Step 1: get your data out of wherever it lives now
Before you import anything, get a clean copy of what you have today. If you keep a spreadsheet, you already have it. If you use another app, look for an export to CSV or Excel and run it. If a tool has no export, that is the loudest possible signal to move, and it is also a reason to screenshot or copy what you can while you still have access. Do not delete the old copy. Keep it until the new records are verified.
Step 2: line up your columns
Open the export and check what each column holds: animal ID or name, species, sex, date of birth or hatch, weights, and parents. The two fields that matter most for keeping history intact are your IDs and your lineage. Your IDs are how you recognize an animal across years of notes and sales. Lineage is the sire and dam that make a pedigree possible. Make sure both are present and readable before you import anything.
Step 3: import via spreadsheet, keeping your IDs
Import your prepared sheet rather than retyping. When you do, keep your existing animal IDs exactly as they are. This is the step people rush and regret. If you renumber everything, you break the link between the new records and every old note, invoice, and label that references the old ID. Bringing your IDs across unchanged means your history stays continuous. ReptiDex imports directly from a spreadsheet, so the file you exported in step one becomes your starting point. You can walk through that at the import page.
Step 4: rebuild lineage from real parents
Once animals are in, connect parents. Because you kept your IDs, sires and dams reference the same animals they always did, and the pedigree tree fills in from records rather than guesswork. If a parent belongs to another breeder, link it as a cross-collection parent instead of forcing a duplicate. This is where a real tool earns the switch: your multi-generation lineage comes back intact, not as a flat list.
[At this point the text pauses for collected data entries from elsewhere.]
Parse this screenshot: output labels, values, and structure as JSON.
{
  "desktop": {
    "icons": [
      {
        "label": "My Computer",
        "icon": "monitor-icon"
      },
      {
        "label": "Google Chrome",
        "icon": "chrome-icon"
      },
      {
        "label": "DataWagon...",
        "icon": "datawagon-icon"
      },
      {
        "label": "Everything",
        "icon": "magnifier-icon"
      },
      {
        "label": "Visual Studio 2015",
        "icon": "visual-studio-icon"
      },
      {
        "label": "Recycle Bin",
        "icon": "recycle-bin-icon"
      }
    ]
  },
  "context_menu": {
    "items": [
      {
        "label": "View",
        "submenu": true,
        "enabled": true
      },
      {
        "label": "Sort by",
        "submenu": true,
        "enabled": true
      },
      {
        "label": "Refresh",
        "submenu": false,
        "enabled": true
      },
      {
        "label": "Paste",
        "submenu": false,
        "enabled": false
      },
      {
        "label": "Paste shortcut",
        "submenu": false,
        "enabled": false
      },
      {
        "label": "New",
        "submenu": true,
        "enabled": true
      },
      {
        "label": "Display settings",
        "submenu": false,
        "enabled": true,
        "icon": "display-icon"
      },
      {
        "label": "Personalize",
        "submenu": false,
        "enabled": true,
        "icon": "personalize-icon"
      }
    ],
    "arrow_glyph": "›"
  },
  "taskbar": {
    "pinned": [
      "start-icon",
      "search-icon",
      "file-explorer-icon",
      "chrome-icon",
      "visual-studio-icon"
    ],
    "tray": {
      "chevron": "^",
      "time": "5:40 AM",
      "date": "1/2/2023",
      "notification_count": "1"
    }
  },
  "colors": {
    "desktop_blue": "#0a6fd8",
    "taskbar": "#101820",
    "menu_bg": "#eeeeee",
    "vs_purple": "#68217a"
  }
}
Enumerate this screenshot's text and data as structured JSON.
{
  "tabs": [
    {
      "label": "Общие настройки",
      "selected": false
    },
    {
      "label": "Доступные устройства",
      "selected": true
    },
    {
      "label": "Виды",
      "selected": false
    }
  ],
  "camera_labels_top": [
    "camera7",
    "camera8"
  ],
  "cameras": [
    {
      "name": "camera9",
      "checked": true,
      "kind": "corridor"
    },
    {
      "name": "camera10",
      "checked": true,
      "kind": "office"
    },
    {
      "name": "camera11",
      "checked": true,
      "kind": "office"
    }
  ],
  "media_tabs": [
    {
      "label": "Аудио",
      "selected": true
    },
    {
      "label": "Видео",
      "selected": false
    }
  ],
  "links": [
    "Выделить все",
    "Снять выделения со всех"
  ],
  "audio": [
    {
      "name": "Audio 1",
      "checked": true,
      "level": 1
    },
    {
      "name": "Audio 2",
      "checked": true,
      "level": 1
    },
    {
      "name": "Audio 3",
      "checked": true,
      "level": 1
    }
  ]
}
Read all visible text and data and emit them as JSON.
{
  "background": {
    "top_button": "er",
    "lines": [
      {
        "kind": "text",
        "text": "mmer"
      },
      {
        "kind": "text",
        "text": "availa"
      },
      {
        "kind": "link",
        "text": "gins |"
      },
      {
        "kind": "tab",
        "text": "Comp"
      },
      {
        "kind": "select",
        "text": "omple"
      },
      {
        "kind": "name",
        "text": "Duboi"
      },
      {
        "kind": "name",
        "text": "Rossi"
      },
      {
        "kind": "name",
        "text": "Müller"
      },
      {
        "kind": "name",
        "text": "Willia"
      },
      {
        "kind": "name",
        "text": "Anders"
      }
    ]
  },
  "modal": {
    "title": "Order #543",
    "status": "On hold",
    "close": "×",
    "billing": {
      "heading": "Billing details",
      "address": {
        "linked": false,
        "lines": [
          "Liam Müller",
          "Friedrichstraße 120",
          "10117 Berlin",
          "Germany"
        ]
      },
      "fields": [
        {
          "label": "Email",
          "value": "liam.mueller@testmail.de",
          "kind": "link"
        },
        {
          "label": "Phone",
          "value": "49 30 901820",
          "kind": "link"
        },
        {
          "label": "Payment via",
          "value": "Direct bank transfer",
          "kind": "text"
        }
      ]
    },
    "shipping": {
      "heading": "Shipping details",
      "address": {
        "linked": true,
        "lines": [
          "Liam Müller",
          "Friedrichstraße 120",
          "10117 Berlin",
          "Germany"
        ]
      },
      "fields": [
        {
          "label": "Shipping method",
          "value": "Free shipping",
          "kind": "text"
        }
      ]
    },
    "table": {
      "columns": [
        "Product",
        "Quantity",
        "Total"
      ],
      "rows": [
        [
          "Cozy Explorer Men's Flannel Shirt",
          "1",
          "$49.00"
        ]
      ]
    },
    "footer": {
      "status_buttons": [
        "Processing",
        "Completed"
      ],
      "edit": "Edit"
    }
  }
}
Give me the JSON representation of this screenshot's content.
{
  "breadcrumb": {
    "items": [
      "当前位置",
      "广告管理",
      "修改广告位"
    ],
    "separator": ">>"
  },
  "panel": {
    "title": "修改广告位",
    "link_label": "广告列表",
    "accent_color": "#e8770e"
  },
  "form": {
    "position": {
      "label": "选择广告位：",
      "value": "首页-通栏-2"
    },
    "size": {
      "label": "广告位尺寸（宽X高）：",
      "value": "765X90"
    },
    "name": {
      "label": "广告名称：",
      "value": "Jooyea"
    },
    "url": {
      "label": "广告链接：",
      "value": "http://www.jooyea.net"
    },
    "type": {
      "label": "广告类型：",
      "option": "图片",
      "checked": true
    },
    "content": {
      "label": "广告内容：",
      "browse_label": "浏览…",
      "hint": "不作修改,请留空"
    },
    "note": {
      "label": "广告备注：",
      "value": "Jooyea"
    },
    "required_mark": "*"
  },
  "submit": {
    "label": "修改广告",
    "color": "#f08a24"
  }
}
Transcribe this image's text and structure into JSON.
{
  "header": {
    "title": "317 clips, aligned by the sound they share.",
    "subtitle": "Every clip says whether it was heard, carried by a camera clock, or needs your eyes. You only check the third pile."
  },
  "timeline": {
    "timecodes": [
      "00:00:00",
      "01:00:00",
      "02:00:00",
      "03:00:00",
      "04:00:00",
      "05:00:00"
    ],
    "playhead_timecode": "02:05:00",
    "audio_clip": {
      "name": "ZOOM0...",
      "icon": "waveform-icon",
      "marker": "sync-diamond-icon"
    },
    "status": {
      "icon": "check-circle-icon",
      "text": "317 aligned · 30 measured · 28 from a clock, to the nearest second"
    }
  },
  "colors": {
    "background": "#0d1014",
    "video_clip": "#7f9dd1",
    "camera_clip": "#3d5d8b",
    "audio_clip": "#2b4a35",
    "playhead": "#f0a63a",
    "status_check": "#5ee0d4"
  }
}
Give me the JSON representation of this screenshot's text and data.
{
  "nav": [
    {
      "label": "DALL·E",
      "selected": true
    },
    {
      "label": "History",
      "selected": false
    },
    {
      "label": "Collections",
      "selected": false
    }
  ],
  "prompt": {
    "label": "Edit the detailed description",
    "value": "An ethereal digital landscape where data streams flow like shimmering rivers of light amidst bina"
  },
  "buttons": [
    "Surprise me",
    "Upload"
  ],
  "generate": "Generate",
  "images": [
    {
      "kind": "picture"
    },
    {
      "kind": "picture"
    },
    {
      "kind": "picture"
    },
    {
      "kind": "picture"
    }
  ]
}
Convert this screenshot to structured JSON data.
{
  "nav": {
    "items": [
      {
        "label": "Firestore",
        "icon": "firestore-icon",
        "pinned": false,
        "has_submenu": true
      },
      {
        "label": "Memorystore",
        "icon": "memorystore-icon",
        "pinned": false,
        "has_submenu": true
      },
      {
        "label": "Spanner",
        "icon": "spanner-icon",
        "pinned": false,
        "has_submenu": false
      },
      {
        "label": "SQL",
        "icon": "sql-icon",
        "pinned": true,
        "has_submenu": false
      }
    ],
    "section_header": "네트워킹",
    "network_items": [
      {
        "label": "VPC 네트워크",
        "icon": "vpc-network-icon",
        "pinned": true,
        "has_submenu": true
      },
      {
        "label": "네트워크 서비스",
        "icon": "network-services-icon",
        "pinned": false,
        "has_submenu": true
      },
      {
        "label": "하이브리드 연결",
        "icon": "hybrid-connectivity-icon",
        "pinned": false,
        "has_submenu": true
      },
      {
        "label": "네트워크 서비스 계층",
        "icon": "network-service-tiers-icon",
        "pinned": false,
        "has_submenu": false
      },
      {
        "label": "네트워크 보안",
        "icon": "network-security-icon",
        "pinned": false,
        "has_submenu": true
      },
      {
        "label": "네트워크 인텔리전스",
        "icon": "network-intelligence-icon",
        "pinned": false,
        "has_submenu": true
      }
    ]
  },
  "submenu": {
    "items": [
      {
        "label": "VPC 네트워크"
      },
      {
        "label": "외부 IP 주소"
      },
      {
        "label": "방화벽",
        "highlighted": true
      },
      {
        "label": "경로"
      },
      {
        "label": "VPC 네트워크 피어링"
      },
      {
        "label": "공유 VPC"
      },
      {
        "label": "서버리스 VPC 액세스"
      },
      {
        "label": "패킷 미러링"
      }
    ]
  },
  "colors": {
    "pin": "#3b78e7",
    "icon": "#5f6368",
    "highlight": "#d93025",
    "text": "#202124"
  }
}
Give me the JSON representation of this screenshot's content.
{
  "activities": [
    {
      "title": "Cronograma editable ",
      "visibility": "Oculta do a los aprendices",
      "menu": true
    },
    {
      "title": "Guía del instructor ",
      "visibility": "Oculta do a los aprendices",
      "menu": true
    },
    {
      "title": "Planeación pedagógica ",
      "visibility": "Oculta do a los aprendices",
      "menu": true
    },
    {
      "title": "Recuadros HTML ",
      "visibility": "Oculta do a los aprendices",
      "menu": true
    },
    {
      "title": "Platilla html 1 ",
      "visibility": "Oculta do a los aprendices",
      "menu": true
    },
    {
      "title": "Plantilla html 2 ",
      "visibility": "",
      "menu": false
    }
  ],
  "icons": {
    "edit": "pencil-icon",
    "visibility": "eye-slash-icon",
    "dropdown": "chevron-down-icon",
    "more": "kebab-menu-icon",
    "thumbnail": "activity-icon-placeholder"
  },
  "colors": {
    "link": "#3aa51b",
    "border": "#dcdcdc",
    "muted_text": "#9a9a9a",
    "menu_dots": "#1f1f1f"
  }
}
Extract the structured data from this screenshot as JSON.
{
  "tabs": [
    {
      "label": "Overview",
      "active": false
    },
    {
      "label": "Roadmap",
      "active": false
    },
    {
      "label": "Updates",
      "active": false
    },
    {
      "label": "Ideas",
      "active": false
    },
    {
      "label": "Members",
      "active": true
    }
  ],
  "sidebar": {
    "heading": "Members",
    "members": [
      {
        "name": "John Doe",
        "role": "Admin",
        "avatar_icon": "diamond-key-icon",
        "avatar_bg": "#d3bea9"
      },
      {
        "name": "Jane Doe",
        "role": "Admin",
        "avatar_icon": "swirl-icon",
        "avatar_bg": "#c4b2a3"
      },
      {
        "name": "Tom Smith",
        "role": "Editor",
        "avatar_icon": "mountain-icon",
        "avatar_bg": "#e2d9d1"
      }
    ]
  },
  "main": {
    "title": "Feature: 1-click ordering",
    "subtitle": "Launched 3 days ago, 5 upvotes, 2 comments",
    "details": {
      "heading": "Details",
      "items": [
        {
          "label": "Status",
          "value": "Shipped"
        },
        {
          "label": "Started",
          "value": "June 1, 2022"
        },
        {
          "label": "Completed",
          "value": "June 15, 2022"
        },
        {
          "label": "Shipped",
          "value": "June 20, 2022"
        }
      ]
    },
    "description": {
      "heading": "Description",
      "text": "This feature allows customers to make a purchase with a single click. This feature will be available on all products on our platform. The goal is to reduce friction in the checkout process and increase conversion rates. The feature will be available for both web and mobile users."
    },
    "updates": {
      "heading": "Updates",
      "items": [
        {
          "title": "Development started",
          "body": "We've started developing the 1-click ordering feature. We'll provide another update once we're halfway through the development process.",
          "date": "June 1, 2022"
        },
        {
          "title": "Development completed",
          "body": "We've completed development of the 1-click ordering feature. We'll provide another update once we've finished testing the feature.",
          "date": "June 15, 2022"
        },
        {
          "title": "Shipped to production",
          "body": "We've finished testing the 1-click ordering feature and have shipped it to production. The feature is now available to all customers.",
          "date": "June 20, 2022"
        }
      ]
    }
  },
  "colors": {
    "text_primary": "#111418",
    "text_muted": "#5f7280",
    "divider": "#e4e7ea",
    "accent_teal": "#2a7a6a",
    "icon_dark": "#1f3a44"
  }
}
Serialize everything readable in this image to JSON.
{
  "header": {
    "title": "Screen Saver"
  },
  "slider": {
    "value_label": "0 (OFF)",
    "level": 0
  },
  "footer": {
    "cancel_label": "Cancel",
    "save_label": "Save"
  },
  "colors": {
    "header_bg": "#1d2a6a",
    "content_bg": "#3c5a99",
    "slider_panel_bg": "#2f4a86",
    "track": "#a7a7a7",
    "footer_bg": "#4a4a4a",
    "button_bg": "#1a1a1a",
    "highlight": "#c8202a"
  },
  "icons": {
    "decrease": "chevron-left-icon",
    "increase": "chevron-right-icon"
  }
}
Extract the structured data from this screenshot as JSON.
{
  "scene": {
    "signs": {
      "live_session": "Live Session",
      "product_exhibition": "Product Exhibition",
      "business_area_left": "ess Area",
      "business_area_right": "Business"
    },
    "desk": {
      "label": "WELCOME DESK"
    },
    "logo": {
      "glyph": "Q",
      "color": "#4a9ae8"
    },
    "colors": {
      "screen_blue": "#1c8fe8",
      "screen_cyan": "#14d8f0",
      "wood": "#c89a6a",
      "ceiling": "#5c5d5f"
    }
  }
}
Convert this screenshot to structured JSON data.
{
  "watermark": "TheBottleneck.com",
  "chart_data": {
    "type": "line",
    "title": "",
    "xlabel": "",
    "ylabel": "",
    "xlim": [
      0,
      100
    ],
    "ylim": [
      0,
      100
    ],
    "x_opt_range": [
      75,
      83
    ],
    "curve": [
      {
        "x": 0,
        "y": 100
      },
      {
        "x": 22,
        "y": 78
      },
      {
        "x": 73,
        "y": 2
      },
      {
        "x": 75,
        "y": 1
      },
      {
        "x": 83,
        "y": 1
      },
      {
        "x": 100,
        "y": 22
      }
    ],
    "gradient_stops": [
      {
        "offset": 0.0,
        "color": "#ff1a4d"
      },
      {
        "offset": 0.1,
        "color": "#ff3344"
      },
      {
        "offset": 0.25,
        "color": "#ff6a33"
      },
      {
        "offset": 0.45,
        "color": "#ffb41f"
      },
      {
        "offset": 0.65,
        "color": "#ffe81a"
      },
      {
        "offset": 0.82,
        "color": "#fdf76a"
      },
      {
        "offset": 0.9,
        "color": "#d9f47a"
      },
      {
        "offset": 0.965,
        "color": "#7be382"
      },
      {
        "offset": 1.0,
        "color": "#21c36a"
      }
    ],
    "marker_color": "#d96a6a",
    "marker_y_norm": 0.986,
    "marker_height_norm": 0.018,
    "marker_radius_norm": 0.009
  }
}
Step 5: verify before you let go
Spot-check a handful of animals against your old export. Confirm weights, dates, and parents match. Open a pedigree you know well and make sure it looks right several generations deep. Only once you have confirmed the important records survived should you retire the old system. Keep the export archived regardless.
The rule that keeps history intact
Export first, keep your IDs, rebuild lineage from those IDs, verify, then let go. Follow that order and switching costs you an afternoon, not your years of work.